Third-party sites are independent from government sources, and are not sponsored by these government agencies. Because of this, record availability on third-party sites may vary.
How Do I Get a Copy of my Divorce Decree in Alabama?
Divorcing parties can get copies of their divorce decrees after the court has issued a final decree. Suppose the orders in the decree do not satisfy the divorcing party, they have a right to file an appeal within 42 days of issuance at the court. A divorce decree is a court order that must be adhered to. Defiance of the judgement in a divorce decree makes up a contempt of Court by Alabama state laws.
Divorce and marriage records may be available through government sources and organizations, though their availability cannot be guaranteed. This is also true of their availability through third-party websites and companies, as these organizations are not government-sponsored and record availability may vary further.
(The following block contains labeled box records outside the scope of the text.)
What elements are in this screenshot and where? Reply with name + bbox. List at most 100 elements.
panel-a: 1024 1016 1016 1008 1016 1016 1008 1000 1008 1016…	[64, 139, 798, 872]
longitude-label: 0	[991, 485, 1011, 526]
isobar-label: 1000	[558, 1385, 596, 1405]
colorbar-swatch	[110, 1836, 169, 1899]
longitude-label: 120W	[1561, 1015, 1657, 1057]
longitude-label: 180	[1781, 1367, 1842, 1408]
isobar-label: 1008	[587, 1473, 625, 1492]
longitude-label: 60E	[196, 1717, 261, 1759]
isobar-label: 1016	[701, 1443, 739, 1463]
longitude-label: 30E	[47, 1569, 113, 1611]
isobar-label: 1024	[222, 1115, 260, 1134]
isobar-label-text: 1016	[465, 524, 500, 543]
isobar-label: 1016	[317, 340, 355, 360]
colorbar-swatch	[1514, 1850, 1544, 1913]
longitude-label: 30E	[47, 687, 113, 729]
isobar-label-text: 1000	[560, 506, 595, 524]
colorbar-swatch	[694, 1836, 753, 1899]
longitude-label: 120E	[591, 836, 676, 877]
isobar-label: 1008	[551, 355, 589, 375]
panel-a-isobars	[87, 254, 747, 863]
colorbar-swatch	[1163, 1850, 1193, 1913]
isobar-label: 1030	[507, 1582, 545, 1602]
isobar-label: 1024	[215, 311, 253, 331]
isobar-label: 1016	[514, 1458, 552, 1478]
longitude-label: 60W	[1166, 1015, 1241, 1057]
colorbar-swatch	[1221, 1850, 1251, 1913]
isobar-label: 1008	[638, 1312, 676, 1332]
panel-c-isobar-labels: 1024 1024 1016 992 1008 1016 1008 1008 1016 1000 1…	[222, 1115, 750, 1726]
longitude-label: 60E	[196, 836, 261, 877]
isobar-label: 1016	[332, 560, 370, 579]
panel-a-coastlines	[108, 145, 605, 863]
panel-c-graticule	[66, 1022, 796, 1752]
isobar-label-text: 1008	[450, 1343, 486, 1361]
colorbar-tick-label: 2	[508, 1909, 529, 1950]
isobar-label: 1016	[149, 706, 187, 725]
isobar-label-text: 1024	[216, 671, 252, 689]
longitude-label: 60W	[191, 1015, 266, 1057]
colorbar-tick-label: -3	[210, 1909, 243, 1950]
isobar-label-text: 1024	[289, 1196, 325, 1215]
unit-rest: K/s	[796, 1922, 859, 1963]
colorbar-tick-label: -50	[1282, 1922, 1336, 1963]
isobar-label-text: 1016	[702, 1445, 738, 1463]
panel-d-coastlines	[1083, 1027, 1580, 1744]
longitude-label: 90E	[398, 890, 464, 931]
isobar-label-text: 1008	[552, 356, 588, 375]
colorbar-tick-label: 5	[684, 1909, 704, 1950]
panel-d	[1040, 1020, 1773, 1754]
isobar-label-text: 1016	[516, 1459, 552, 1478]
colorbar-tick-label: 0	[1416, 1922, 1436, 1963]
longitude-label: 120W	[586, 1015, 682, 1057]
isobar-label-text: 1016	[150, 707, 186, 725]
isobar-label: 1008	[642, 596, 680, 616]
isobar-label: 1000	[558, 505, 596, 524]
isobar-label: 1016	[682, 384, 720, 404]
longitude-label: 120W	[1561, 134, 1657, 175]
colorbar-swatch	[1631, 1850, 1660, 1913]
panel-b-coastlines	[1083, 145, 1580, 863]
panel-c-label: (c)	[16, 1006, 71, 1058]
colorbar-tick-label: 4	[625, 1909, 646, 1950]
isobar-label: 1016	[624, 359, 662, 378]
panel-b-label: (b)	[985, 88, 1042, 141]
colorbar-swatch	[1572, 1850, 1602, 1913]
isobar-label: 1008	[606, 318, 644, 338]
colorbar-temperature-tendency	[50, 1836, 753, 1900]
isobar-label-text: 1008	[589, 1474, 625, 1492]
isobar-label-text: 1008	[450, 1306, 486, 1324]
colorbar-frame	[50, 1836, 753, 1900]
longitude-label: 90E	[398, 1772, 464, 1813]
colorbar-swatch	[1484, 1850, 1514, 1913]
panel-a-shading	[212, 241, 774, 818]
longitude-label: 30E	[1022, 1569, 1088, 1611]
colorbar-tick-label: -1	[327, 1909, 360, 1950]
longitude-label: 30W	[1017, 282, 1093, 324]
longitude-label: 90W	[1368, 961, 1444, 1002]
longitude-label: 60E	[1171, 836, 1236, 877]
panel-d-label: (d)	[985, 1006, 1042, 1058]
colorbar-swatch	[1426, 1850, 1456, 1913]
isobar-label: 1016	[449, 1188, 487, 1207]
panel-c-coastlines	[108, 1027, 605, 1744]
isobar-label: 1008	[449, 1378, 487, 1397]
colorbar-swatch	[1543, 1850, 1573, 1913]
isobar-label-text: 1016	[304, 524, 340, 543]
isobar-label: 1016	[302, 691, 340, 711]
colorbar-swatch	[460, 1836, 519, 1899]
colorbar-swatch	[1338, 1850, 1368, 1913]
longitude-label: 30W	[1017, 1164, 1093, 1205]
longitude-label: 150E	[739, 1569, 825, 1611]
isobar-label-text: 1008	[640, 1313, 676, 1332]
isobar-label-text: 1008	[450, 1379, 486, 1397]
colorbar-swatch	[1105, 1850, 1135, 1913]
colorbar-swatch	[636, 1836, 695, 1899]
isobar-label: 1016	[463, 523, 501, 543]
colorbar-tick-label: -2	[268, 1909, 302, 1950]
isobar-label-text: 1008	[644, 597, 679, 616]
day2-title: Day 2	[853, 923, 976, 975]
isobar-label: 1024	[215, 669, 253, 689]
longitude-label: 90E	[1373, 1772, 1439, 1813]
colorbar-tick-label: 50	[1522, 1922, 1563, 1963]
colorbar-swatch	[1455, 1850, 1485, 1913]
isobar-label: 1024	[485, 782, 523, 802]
Finally, marriage and divorce records are considered extremely private due to the information they contain, and are often sealed. Bearing these factors in mind, record availability for these types of records cannot be guaranteed.
How Do I Get an Alabama Divorce Decree Online?
Alabama divorce decrees are not available for issue online. The Vital Records Section of the Alabama Public Health Department only provides copies of divorce certificates (certified or uncertified) upon request to inquirers. Divorce decree requests are only processed at the court of jurisdiction over the divorce case.